Nielsen emphasized that randomized controlled trials are needed to confirm the findings he reported, which were based on analysis of tissue samples from an older phase 3 trial initiated in 1977 to compare chemotherapy versus no chemotherapy.
“Nevertheless, this is one more piece of evidence of an evolving story suggesting that women with this low-risk type of cancer do not benefit from chemotherapy. Larger prospective studies are needed to change practice,” explained Nielsen.
The study was based on tissue samples from the DBCG 77B trial of 1146 premenopausal women with node-positive, high-risk breast cancer with any hormone receptor or HER2 status. High-risk features included tumors of 5 cm or greater or node-positive status; hormone receptor and HER2 status were not ascertained, because this was not standard of care when the trial was initiated in 1977.
All women received standard treatment for that time consisting of mastectomy plus axillary node dissection plus radiation. They were randomized to levamisole (control) versus cyclophosphamide or cyclophosphamide, methotrexate, and 5-fluorouracil (CMF). Both cyclophosphamide and CMF improved 10-year and 25-year disease-free survival (DFS).
For the present study using archival tissue analysis, the primary end point was 10-year DFS.
Luminal A subtype was defined as estrogen/progesterone receptor–positive and HER2-negative status. Of 633 samples analyzed by immunohistochemistry, 165 were identified as luminal A subtype.
Luminal A patients had similar 10-year DFS with and without chemotherapy regardless of nodal status and used hormonal therapy.
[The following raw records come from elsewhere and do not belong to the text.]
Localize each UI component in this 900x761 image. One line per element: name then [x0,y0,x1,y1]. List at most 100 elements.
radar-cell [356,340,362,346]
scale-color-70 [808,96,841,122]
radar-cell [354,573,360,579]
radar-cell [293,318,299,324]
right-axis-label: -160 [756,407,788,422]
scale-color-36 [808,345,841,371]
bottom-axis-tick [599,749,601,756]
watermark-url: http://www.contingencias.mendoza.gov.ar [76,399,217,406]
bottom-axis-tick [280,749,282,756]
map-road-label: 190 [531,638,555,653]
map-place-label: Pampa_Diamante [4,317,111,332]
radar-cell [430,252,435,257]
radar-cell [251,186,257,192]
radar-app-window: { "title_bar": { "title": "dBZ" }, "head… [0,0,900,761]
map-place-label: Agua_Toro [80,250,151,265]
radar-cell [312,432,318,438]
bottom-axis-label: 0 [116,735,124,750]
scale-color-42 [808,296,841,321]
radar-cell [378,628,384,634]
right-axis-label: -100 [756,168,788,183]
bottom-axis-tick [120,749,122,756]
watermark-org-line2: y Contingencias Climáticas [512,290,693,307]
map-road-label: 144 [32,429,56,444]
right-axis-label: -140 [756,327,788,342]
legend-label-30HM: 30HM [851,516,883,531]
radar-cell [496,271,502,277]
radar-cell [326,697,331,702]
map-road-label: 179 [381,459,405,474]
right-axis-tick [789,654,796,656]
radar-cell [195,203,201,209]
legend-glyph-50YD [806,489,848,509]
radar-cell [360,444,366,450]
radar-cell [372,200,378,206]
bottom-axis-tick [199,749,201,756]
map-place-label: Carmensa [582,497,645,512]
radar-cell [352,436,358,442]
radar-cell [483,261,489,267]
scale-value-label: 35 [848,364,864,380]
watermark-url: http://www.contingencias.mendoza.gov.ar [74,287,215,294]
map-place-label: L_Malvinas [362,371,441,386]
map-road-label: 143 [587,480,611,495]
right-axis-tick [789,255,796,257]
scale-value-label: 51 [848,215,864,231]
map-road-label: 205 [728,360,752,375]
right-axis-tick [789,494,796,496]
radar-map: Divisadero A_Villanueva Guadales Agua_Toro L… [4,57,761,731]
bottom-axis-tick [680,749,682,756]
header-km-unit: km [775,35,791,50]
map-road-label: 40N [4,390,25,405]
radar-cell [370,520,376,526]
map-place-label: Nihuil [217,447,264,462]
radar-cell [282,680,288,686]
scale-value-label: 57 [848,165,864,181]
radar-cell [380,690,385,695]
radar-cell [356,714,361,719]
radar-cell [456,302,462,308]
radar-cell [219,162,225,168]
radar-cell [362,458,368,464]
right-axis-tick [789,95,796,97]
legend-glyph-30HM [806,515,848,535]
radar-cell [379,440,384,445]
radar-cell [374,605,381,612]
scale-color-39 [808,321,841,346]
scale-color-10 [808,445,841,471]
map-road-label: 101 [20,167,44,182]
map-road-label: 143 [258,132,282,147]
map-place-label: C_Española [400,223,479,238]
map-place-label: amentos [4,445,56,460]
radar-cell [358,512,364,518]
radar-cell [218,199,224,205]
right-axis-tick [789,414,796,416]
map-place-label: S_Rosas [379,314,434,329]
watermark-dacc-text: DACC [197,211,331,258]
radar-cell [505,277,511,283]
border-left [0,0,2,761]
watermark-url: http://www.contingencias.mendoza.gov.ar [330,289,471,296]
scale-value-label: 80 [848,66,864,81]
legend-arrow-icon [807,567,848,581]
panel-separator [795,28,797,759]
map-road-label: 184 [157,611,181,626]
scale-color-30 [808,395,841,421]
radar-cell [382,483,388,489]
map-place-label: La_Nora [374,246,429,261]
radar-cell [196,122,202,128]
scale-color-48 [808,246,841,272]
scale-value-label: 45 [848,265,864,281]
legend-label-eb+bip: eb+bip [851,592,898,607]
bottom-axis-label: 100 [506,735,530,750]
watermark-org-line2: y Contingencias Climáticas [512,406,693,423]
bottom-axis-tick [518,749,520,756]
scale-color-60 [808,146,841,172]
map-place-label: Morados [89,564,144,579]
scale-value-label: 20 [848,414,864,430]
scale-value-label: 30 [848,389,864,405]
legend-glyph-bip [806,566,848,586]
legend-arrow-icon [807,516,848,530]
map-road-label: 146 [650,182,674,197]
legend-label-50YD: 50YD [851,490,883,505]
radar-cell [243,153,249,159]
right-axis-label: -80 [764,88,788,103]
Nonluminal A patients were 50% more likely to survive disease-free at 10 years if they were treated with chemotherapy. The interaction between chemotherapy and luminal A and nonluminal A subtypes was significant (P <.05).
Nielsen gave several caveats about this trial, including the fact that patients received older chemotherapies, not modern treatment with endocrine therapy, anthracyclines, or taxanes.
“We have prospective data on genomic profiling of tumors showing that these patients have a very good prognosis. We also have data on postmenopausal node-positive patients suggesting that chemotherapy does not benefit subtype luminal A breast cancer. These data in premenopausal women are exciting,” said Virginia Kaklamani, MD, leader of the Breast Cancer Program at the Cancer Therapy and Research Center and professor of medicine at The University of Texas Health Science Center at San Antonio, who was not involved in this study.
She said randomized controlled trials are needed to establish with certainty that premenopausal women with luminal A breast cancer can safely forego chemotherapy.